Goodness, and everything related to doing good, is the only sacred thing. And we could add that that deep feeling in our hearts not only expects goodness, but also desires to do good, even though it’s obstructed by contamination.

A famous contemporary teacher, Chögyam Trungpa, used to talk about “fundamental goodness” (present in every individual) when referring to the interior light that the Theravāda Buddhism calls “bright mind-heart”, and the Mahāyāna Buddhism calls “Buddha’s nature” (Zen variation: “the thing that doesn’t originate and doesn’t die”). By gradually reducing the contaminants’ power by taking an inner journey and by practicing meditation, this fundamental goodness,will be obscured less and less by them, and can rise in the desire to do good. This also means there is a will to confront all the obstacles that will get in the way of fulfilling this deep desire.
The desire for goodness has its highest expression in desiring emancipation for ourselves and for others.

Taken from A.Me.Co. magazine SATI n°2, 2013.

 

NURTURING SPACIOUSNESS by Neva Papachristou

Thanks to meditation we can understand that the habit of portraying our mood, emotions and thoughts is so strong that we completely lose ourselves to them. But, by practicing we give ourselves the courage to feel comfortable with our different moods, emotions and thoughts in a new way; A freer mentality, less inclined to reaction and more so in knowledge. The only fact of not reacting mechanically gives us the chance to create more space surrounding our moods, emotions and thought. For example, if we feel in our heart a surge of melancholy, rather than grabbing on to it blindly and feel it is “our” melancholy, we can open up and be conscious of it . With practice we can feel the melancholy without being overwhelmed by it; trying to acknowledge it on a physical level for example, can open us up to experiencing melancholy on a different level than the mental-conceptual one. This simple possibility is an opportunity to steer away from the anguish of identifying, and from the limits that transform a changing experience in something unavoidable. When we are totally absorbed in melancholy, we only think of melancholy, we are limited to it, and this takes the hold of our hearts. Amazing things may happen before us but we are too blinded, gripping onto the melancholy, to even realize it. Through inner reflection we learn that the presence of a feeling is only that, a single feeling, and that Life continues to be an immensely rich experience anyway. This mindfulness lets us open ourselves to everything else; We see the truth, we can be much more than the melancholy that visits us.

Understanding that frees

Through practice we cultivate our growing trust towards mindfulness. Before engaging with it, it may come natural to think that only good and pleasing things are worthy of our attention. Yet, if we look back at our lives, can we honestly say that we have grown only because of these good and pleasing experiences?

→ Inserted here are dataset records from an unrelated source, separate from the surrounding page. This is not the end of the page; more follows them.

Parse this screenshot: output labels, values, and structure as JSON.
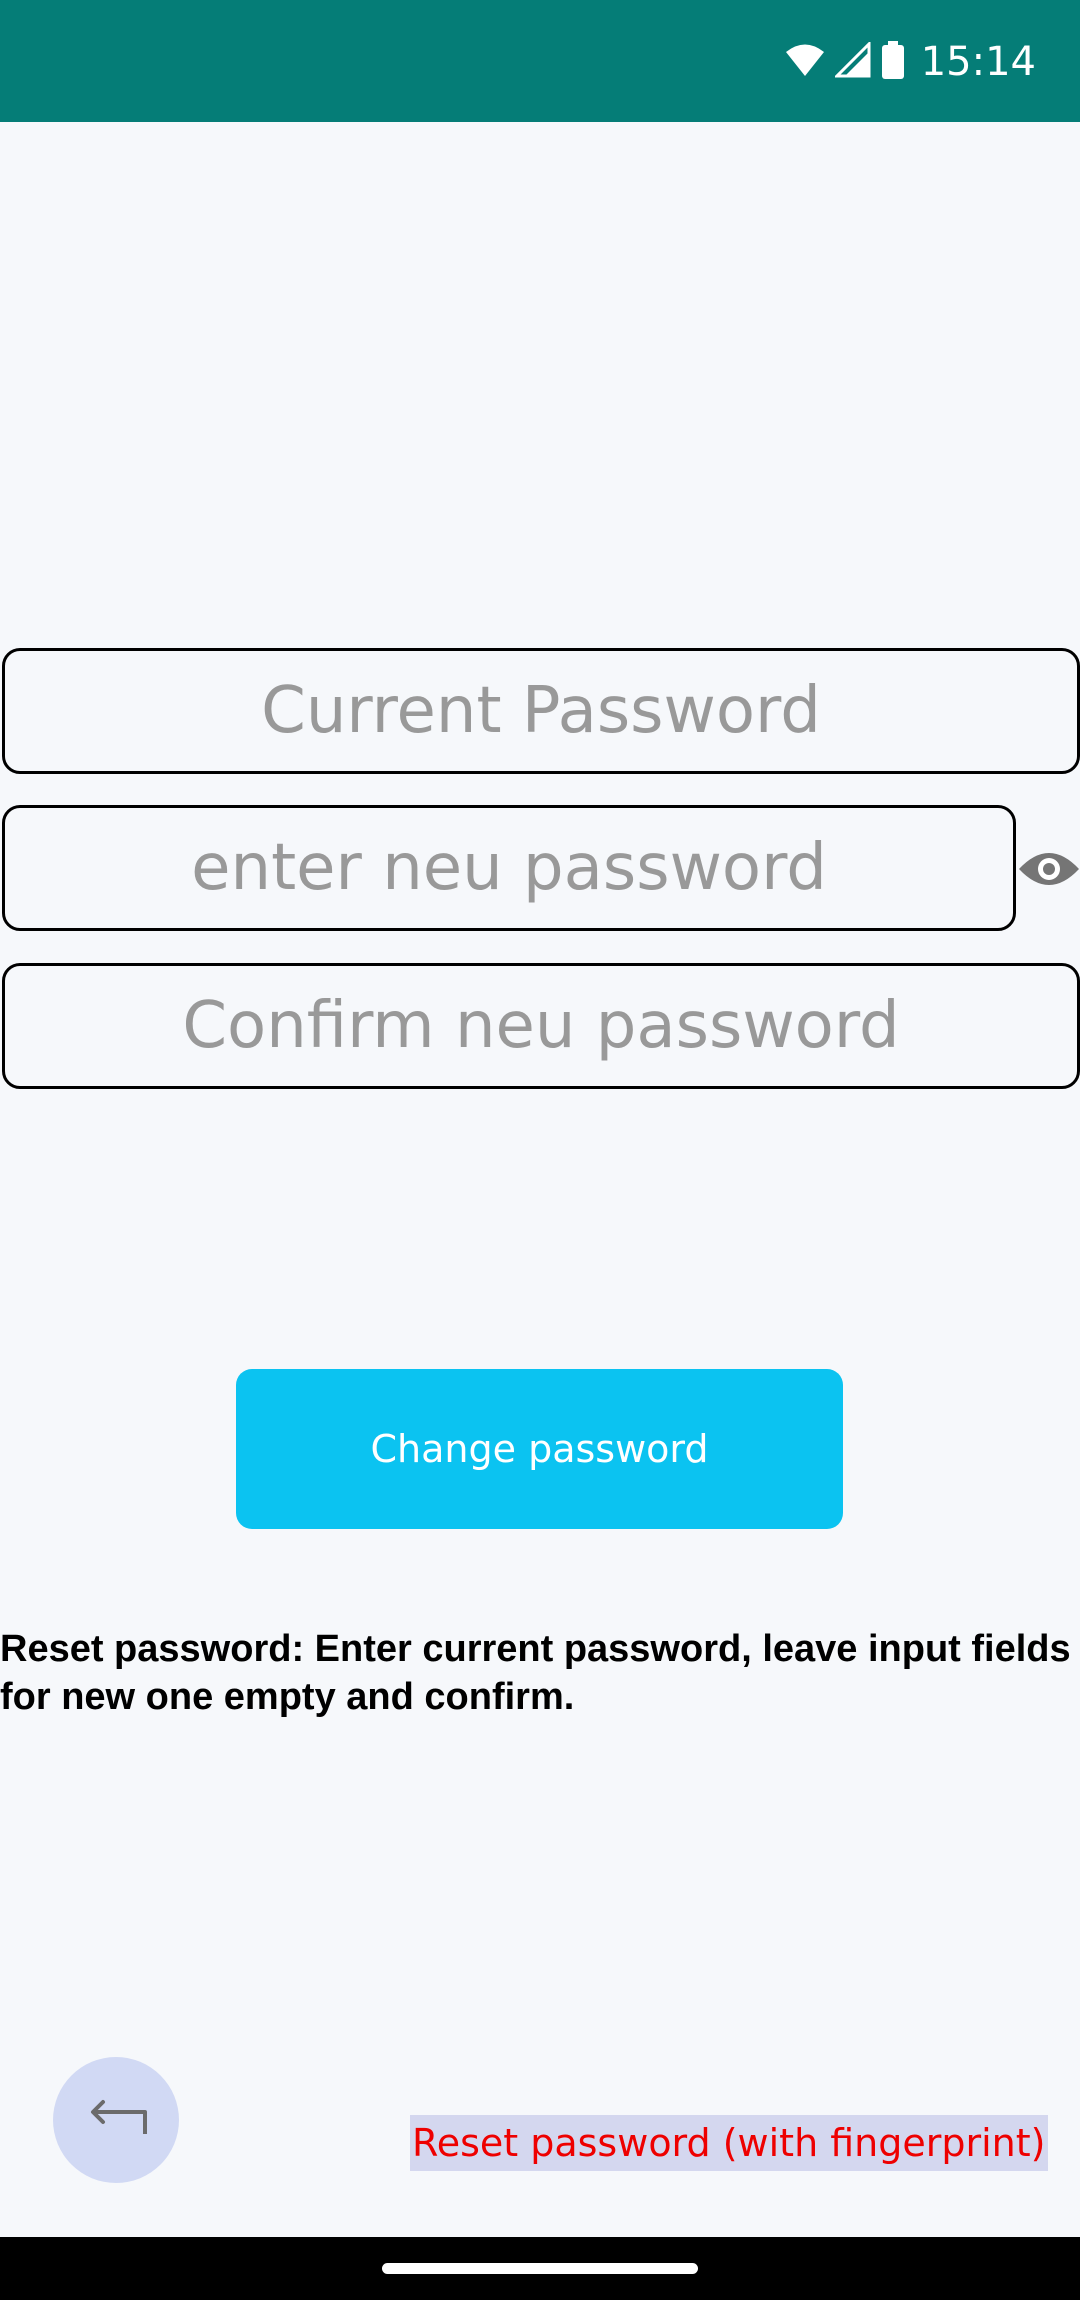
{
  "status_bar": {
    "time": "15:14",
    "icons": [
      "wifi-icon",
      "cell-signal-icon",
      "battery-icon"
    ]
  },
  "form": {
    "current_password_placeholder": "Current Password",
    "new_password_placeholder": "enter neu password",
    "confirm_password_placeholder": "Confirm neu password",
    "toggle_visibility_icon": "eye-icon"
  },
  "actions": {
    "change_password_label": "Change password",
    "back_icon": "back-arrow-icon",
    "reset_fingerprint_label": "Reset password (with fingerprint)"
  },
  "hint": {
    "text": "Reset password: Enter current password, leave input fields for new one empty and confirm."
  },
  "colors": {
    "status_bar": "#057d77",
    "background": "#f6f8fb",
    "primary_button": "#0bc3f1",
    "fingerprint_link_text": "#ee0000",
    "fingerprint_link_highlight": "#d4d7ef",
    "back_button": "#d1d9f4"
  }
}
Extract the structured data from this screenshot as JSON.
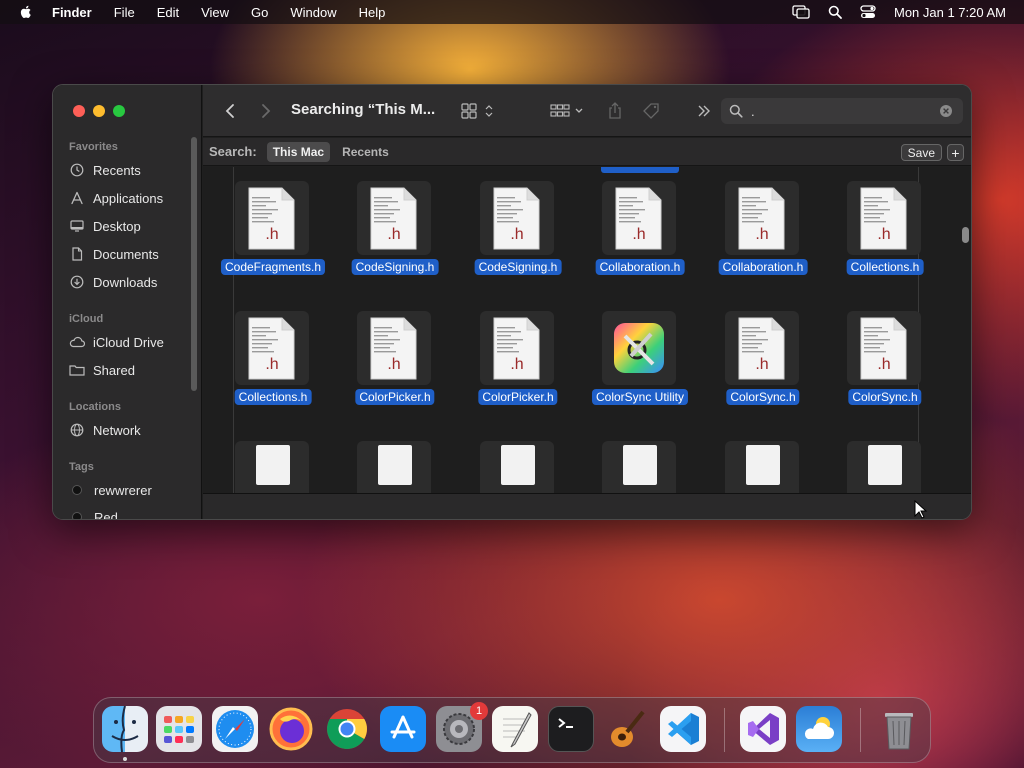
{
  "menubar": {
    "app_name": "Finder",
    "items": [
      "File",
      "Edit",
      "View",
      "Go",
      "Window",
      "Help"
    ],
    "clock": "Mon Jan 1  7:20 AM"
  },
  "window": {
    "title": "Searching “This M...",
    "search_value": "."
  },
  "sidebar": {
    "favorites_label": "Favorites",
    "favorites": [
      {
        "label": "Recents",
        "icon": "clock-icon"
      },
      {
        "label": "Applications",
        "icon": "applications-icon"
      },
      {
        "label": "Desktop",
        "icon": "desktop-icon"
      },
      {
        "label": "Documents",
        "icon": "document-icon"
      },
      {
        "label": "Downloads",
        "icon": "download-icon"
      }
    ],
    "icloud_label": "iCloud",
    "icloud": [
      {
        "label": "iCloud Drive",
        "icon": "cloud-icon"
      },
      {
        "label": "Shared",
        "icon": "shared-folder-icon"
      }
    ],
    "locations_label": "Locations",
    "locations": [
      {
        "label": "Network",
        "icon": "globe-icon"
      }
    ],
    "tags_label": "Tags",
    "tags": [
      {
        "label": "rewwrerer"
      },
      {
        "label": "Red"
      }
    ]
  },
  "scopebar": {
    "label": "Search:",
    "scopes": [
      "This Mac",
      "Recents"
    ],
    "active_scope": "This Mac",
    "save_label": "Save",
    "add_label": "+"
  },
  "files": [
    {
      "name": "CodeFragments.h",
      "kind": "header"
    },
    {
      "name": "CodeSigning.h",
      "kind": "header"
    },
    {
      "name": "CodeSigning.h",
      "kind": "header"
    },
    {
      "name": "Collaboration.h",
      "kind": "header"
    },
    {
      "name": "Collaboration.h",
      "kind": "header"
    },
    {
      "name": "Collections.h",
      "kind": "header"
    },
    {
      "name": "Collections.h",
      "kind": "header"
    },
    {
      "name": "ColorPicker.h",
      "kind": "header"
    },
    {
      "name": "ColorPicker.h",
      "kind": "header"
    },
    {
      "name": "ColorSync Utility",
      "kind": "app"
    },
    {
      "name": "ColorSync.h",
      "kind": "header"
    },
    {
      "name": "ColorSync.h",
      "kind": "header"
    }
  ],
  "file_ext_label": ".h",
  "dock": {
    "apps": [
      "Finder",
      "Launchpad",
      "Safari",
      "Firefox",
      "Chrome",
      "App Store",
      "System Settings",
      "TextEdit",
      "Terminal",
      "GarageBand",
      "Visual Studio Code",
      "Visual Studio",
      "Weather",
      "Trash"
    ],
    "settings_badge": "1"
  },
  "colors": {
    "selection": "#1f5fc8",
    "traffic_close": "#fe5f57",
    "traffic_min": "#febc2e",
    "traffic_max": "#28c840"
  }
}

..In his book “Wise attentiveness, unwise attention”, Corrado perfectly explains the Spaciousness of a cultivated mind compared to an untrained mind that is constantly limited by seeing only the I-mine-me. Practicing meditation teaches us to cultivate mindfulness-understanding, and Corrado underlines the word understanding. It’s not a coincidence that the Dharma tradition defines wise attentiveness as yoniso manasikāra, attention that welcomes; the term yoniso reminds us of a female womb that welcomes life. So by practising mindfulness we learn to welcome, and through this welcoming, a greater understanding stems naturally.